The house next door to us on the opposite side is vacant. It’s tiny and dilapidated, and it looks like it hasn’t been lived in for at least a decade. Still, during the nice-weather months, whoever owns it shows up promptly every Saturday morning to cut the grass and edge the yard. He cuts it with a diagonal crisscross pattern and everything, and it always irks me that the abandoned crack house next door continually has a nicer lawn than mine. Although, I will add, it doesn’t irk me enough to do any extra work on my yard.

Across the street is a two-story U-shape of rentals. During the nice-weather months, these neighbors can be spotted in lawn chairs, drinking beer and smoking cigarettes from shortly after dawn until the middle of the night. They quit their jobs so they could party more, which — from the standpoint of this former hardcore partier — is a truly ballsy move that speaks major dedication to the craft of alcoholism.

Next to this U-shape of apartments is a small-town bank whose employees offer the most consistently rude customer service I’ve ever experienced. Not to mention, when we opened an account, I got a box of 500 checks that said my name was Andrew S. Hicks. My middle name is Justin. Fail.

A couple houses down from the old four-unit lives a 90-year-old woman whose daughter and son-in-law come to walk the dog and take care of basic maintenance. This couple were regulars of mine at the last serving/bartending gig I had.
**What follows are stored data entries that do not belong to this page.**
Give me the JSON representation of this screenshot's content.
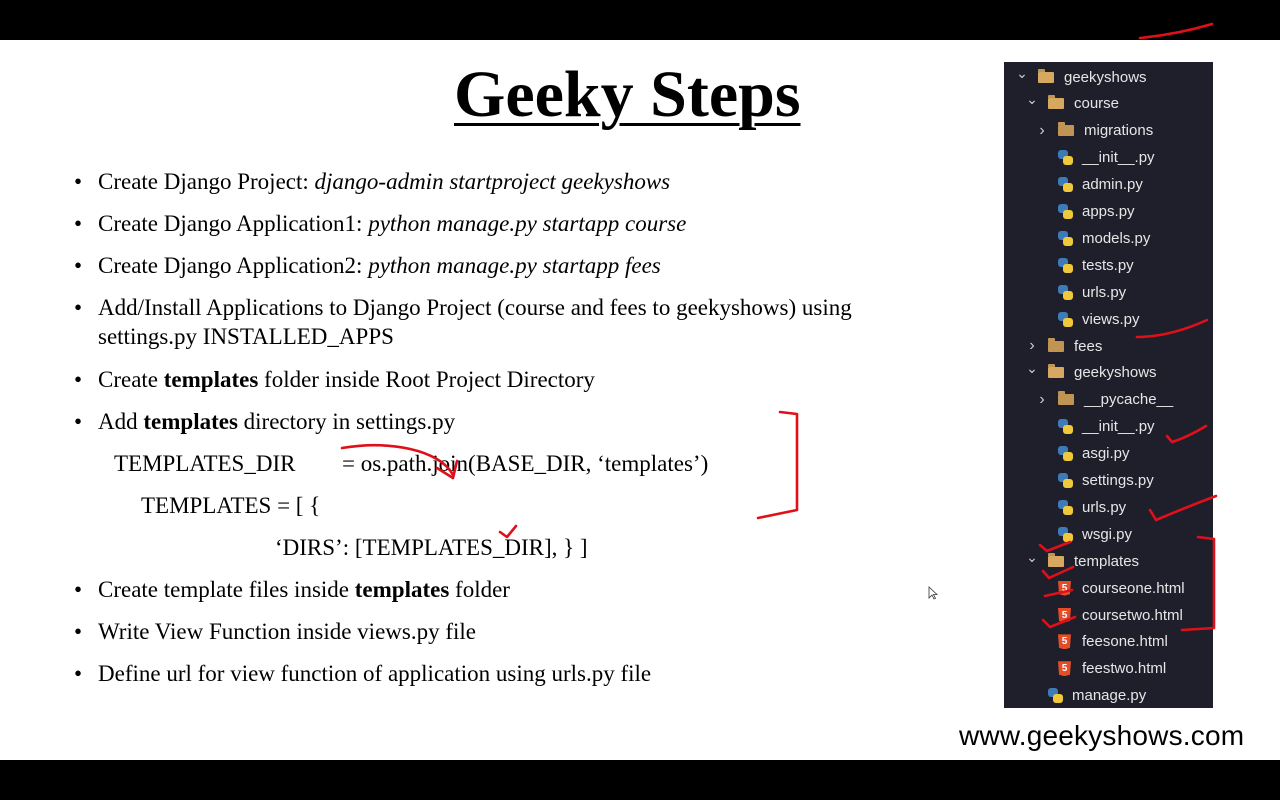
{
  "slide": {
    "title": "Geeky Steps",
    "steps": [
      {
        "prefix": "Create Django Project: ",
        "italic": "django-admin startproject geekyshows"
      },
      {
        "prefix": "Create Django Application1: ",
        "italic": "python manage.py startapp course"
      },
      {
        "prefix": "Create Django Application2: ",
        "italic": "python manage.py startapp fees"
      },
      {
        "line1": "Add/Install Applications to Django Project (course and fees to geekyshows) using",
        "line2": "settings.py INSTALLED_APPS"
      },
      {
        "prefix": "Create ",
        "bold": "templates",
        "suffix": " folder inside Root Project Directory"
      },
      {
        "prefix": "Add ",
        "bold": "templates",
        "suffix": " directory in settings.py"
      },
      {
        "prefix": "Create template files inside ",
        "bold": "templates",
        "suffix": " folder"
      },
      {
        "text": "Write View Function inside views.py file"
      },
      {
        "text": "Define url for view function of application using urls.py file"
      }
    ],
    "bullet_char": "•",
    "code": {
      "line1_name": "TEMPLATES_DIR",
      "line1_value": "= os.path.join(BASE_DIR, ‘templates’)",
      "line2": "TEMPLATES = [ {",
      "line3": "‘DIRS’: [TEMPLATES_DIR], } ]"
    },
    "watermark": "www.geekyshows.com"
  },
  "explorer": {
    "items": [
      {
        "label": "geekyshows",
        "type": "folder",
        "expanded": true
      },
      {
        "label": "course",
        "type": "folder",
        "expanded": true
      },
      {
        "label": "migrations",
        "type": "folder",
        "expanded": false
      },
      {
        "label": "__init__.py",
        "type": "py"
      },
      {
        "label": "admin.py",
        "type": "py"
      },
      {
        "label": "apps.py",
        "type": "py"
      },
      {
        "label": "models.py",
        "type": "py"
      },
      {
        "label": "tests.py",
        "type": "py"
      },
      {
        "label": "urls.py",
        "type": "py"
      },
      {
        "label": "views.py",
        "type": "py"
      },
      {
        "label": "fees",
        "type": "folder",
        "expanded": false
      },
      {
        "label": "geekyshows",
        "type": "folder",
        "expanded": true
      },
      {
        "label": "__pycache__",
        "type": "folder",
        "expanded": false
      },
      {
        "label": "__init__.py",
        "type": "py"
      },
      {
        "label": "asgi.py",
        "type": "py"
      },
      {
        "label": "settings.py",
        "type": "py"
      },
      {
        "label": "urls.py",
        "type": "py"
      },
      {
        "label": "wsgi.py",
        "type": "py"
      },
      {
        "label": "templates",
        "type": "folder",
        "expanded": true
      },
      {
        "label": "courseone.html",
        "type": "html"
      },
      {
        "label": "coursetwo.html",
        "type": "html"
      },
      {
        "label": "feesone.html",
        "type": "html"
      },
      {
        "label": "feestwo.html",
        "type": "html"
      },
      {
        "label": "manage.py",
        "type": "py"
      }
    ],
    "icons": {
      "folder": "folder-icon",
      "py": "python-file-icon",
      "html": "html-file-icon",
      "expanded": "chevron-down-icon",
      "collapsed": "chevron-right-icon"
    },
    "html_glyph": "5"
  },
  "colors": {
    "annotation": "#e0101a",
    "explorer_bg": "#1e1f2b",
    "folder": "#c09553"
  }
}
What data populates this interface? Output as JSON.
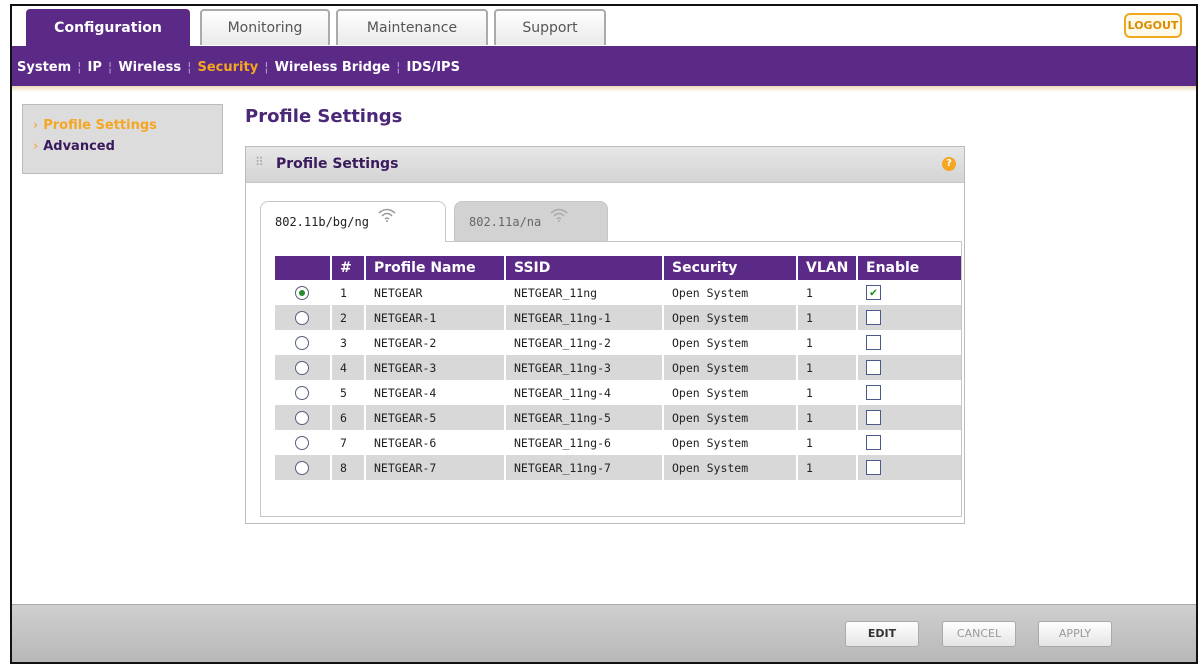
{
  "main_tabs": [
    {
      "label": "Configuration"
    },
    {
      "label": "Monitoring"
    },
    {
      "label": "Maintenance"
    },
    {
      "label": "Support"
    }
  ],
  "logout_label": "LOGOUT",
  "subnav": [
    {
      "label": "System"
    },
    {
      "label": "IP"
    },
    {
      "label": "Wireless"
    },
    {
      "label": "Security"
    },
    {
      "label": "Wireless Bridge"
    },
    {
      "label": "IDS/IPS"
    }
  ],
  "sidemenu": [
    {
      "label": "Profile Settings"
    },
    {
      "label": "Advanced"
    }
  ],
  "page_title": "Profile Settings",
  "panel": {
    "title": "Profile Settings",
    "help": "?",
    "radio_tabs": [
      {
        "label": "802.11b/bg/ng"
      },
      {
        "label": "802.11a/na"
      }
    ]
  },
  "table": {
    "headers": [
      "",
      "#",
      "Profile Name",
      "SSID",
      "Security",
      "VLAN",
      "Enable"
    ],
    "rows": [
      {
        "num": "1",
        "name": "NETGEAR",
        "ssid": "NETGEAR_11ng",
        "security": "Open System",
        "vlan": "1",
        "enabled": true,
        "selected": true
      },
      {
        "num": "2",
        "name": "NETGEAR-1",
        "ssid": "NETGEAR_11ng-1",
        "security": "Open System",
        "vlan": "1",
        "enabled": false,
        "selected": false
      },
      {
        "num": "3",
        "name": "NETGEAR-2",
        "ssid": "NETGEAR_11ng-2",
        "security": "Open System",
        "vlan": "1",
        "enabled": false,
        "selected": false
      },
      {
        "num": "4",
        "name": "NETGEAR-3",
        "ssid": "NETGEAR_11ng-3",
        "security": "Open System",
        "vlan": "1",
        "enabled": false,
        "selected": false
      },
      {
        "num": "5",
        "name": "NETGEAR-4",
        "ssid": "NETGEAR_11ng-4",
        "security": "Open System",
        "vlan": "1",
        "enabled": false,
        "selected": false
      },
      {
        "num": "6",
        "name": "NETGEAR-5",
        "ssid": "NETGEAR_11ng-5",
        "security": "Open System",
        "vlan": "1",
        "enabled": false,
        "selected": false
      },
      {
        "num": "7",
        "name": "NETGEAR-6",
        "ssid": "NETGEAR_11ng-6",
        "security": "Open System",
        "vlan": "1",
        "enabled": false,
        "selected": false
      },
      {
        "num": "8",
        "name": "NETGEAR-7",
        "ssid": "NETGEAR_11ng-7",
        "security": "Open System",
        "vlan": "1",
        "enabled": false,
        "selected": false
      }
    ]
  },
  "footer": {
    "edit": "EDIT",
    "cancel": "CANCEL",
    "apply": "APPLY"
  },
  "colors": {
    "brand_purple": "#5b2a86",
    "accent_orange": "#f5a623"
  }
}
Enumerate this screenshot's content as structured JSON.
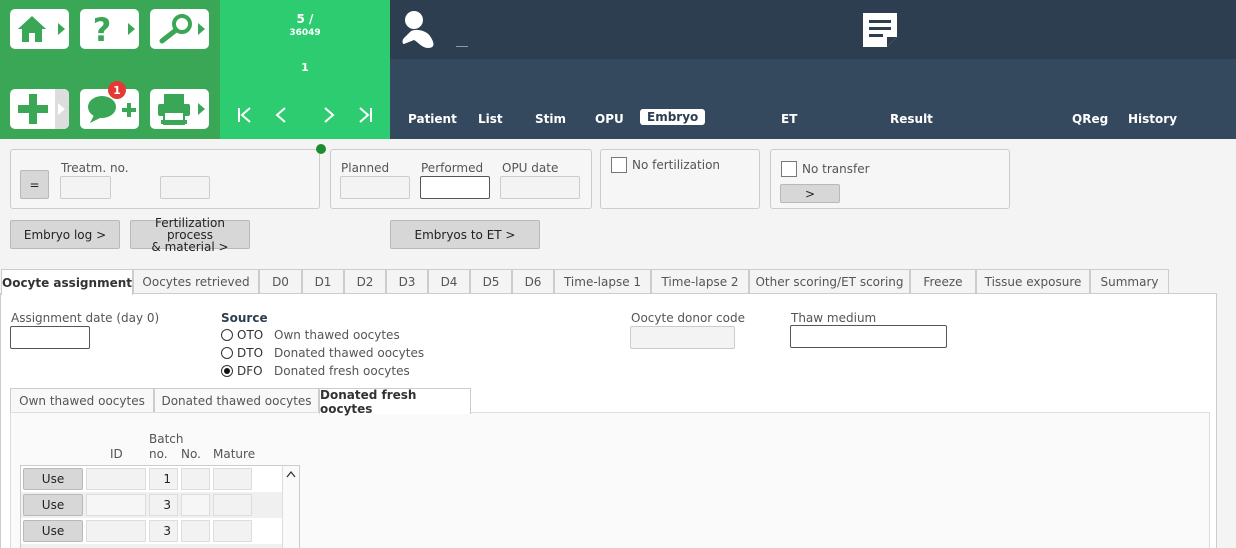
{
  "header": {
    "counter_main": "5 /",
    "counter_total": "36049",
    "counter_sub": "1",
    "notification_count": "1",
    "nav_first": "|<",
    "nav_prev": "<",
    "nav_next": ">",
    "nav_last": ">|",
    "tabs": [
      "Patient",
      "List",
      "Stim",
      "OPU",
      "Embryo",
      "ET",
      "Result",
      "QReg",
      "History"
    ],
    "active_tab": "Embryo"
  },
  "top_panel": {
    "equals_btn": "=",
    "treatm_label": "Treatm. no.",
    "planned_label": "Planned",
    "performed_label": "Performed",
    "opu_date_label": "OPU date",
    "no_fertilization_label": "No fertilization",
    "no_transfer_label": "No transfer",
    "no_transfer_btn": ">",
    "embryo_log_btn": "Embryo log >",
    "fert_btn_line1": "Fertilization process",
    "fert_btn_line2": "& material >",
    "embryos_to_et_btn": "Embryos to ET >"
  },
  "tabs": [
    "Oocyte assignment",
    "Oocytes retrieved",
    "D0",
    "D1",
    "D2",
    "D3",
    "D4",
    "D5",
    "D6",
    "Time-lapse 1",
    "Time-lapse 2",
    "Other scoring/ET scoring",
    "Freeze",
    "Tissue exposure",
    "Summary"
  ],
  "active_tab": "Oocyte assignment",
  "assignment": {
    "date_label": "Assignment date (day 0)",
    "source_label": "Source",
    "sources": [
      {
        "code": "OTO",
        "desc": "Own thawed oocytes",
        "selected": false
      },
      {
        "code": "DTO",
        "desc": "Donated thawed oocytes",
        "selected": false
      },
      {
        "code": "DFO",
        "desc": "Donated fresh oocytes",
        "selected": true
      }
    ],
    "donor_code_label": "Oocyte donor code",
    "thaw_medium_label": "Thaw medium"
  },
  "subtabs": [
    "Own thawed oocytes",
    "Donated thawed oocytes",
    "Donated fresh oocytes"
  ],
  "active_subtab": "Donated fresh oocytes",
  "table": {
    "headers": {
      "id": "ID",
      "batch_line1": "Batch",
      "batch_line2": "no.",
      "no": "No.",
      "mature": "Mature"
    },
    "use_label": "Use",
    "scroll_up": "^",
    "rows": [
      {
        "batch": "1"
      },
      {
        "batch": "3"
      },
      {
        "batch": "3"
      }
    ]
  },
  "colors": {
    "green": "#3aa757",
    "green_light": "#2ecc71",
    "dark": "#2c3e50",
    "dark2": "#34495e",
    "status_dot": "#1e8c2e"
  }
}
They’d make a three-hour occasion out of dinner, each generally downing a handful of Old Fashioneds before ordering entrees.*

Down the block in the other direction is the day care where Tiffany worked when we first moved here. Her coworkers at the day care were a bunch of women and a single guy named Mr. Dick who had been working there for decades. Stepson Josh and I used to get big, immature laughs out of the idea of generations’ worth of parents leaving their small children in the care of Mr. Dick.

The junior high and high school are close enough that I can hear their intercom announcements from my bed. I’m way more attuned to school-announcement gossip than I rightfully should be. For instance, I know little Tommy Johnson got called to the principal’s office three times in the same week earlier this month. And, seriously, it was the week of MLK Day* AND there was a snow day. Tommy Johnson needs to clean up his act.

Just beyond our backyard is an assisted-living complex that houses mostly elderly people. The most visible resident, though, is a middle-aged fella who looks like a larger, longer-haired version of Vincent D’Onofrio in Men in Black. He walks his dog past our house probably six times a day when the weather’s nice, and whenever the dog stops to sniff or pee on something, Fat Vince looks around with his crazy eyes. I don’t like to draw the blinds, but sometimes I can’t help it.

I picture Fat Vince as living alone and probably speaking most of his words to that dog. He’s probably on the Internet a lot, too. He might read blogs. He might like comedy. He might recognize that I’m writing about him now. He might have thought this was a great blog until about a paragraph and a half ago. I might be in trouble the next time he takes Fido for a walk.

*Before I quit drinking, I used to fantasize that I’d be walking Sarah by their elderly mom’s house in the stroller, and they’d be there, having some kind of afternoon whiskey party. In this fantasy, I get toasted in the daytime and entertain a bunch of older folk. I can’t possibly be considered a deadbeat dad either, because in the fantasy, the actual Teletubbies are there to keep Sarah occupied while dad drifts away.

**Whether it’s whole, 2%, chocolate or soy, there’s no wrong way to celebrate MLK Day.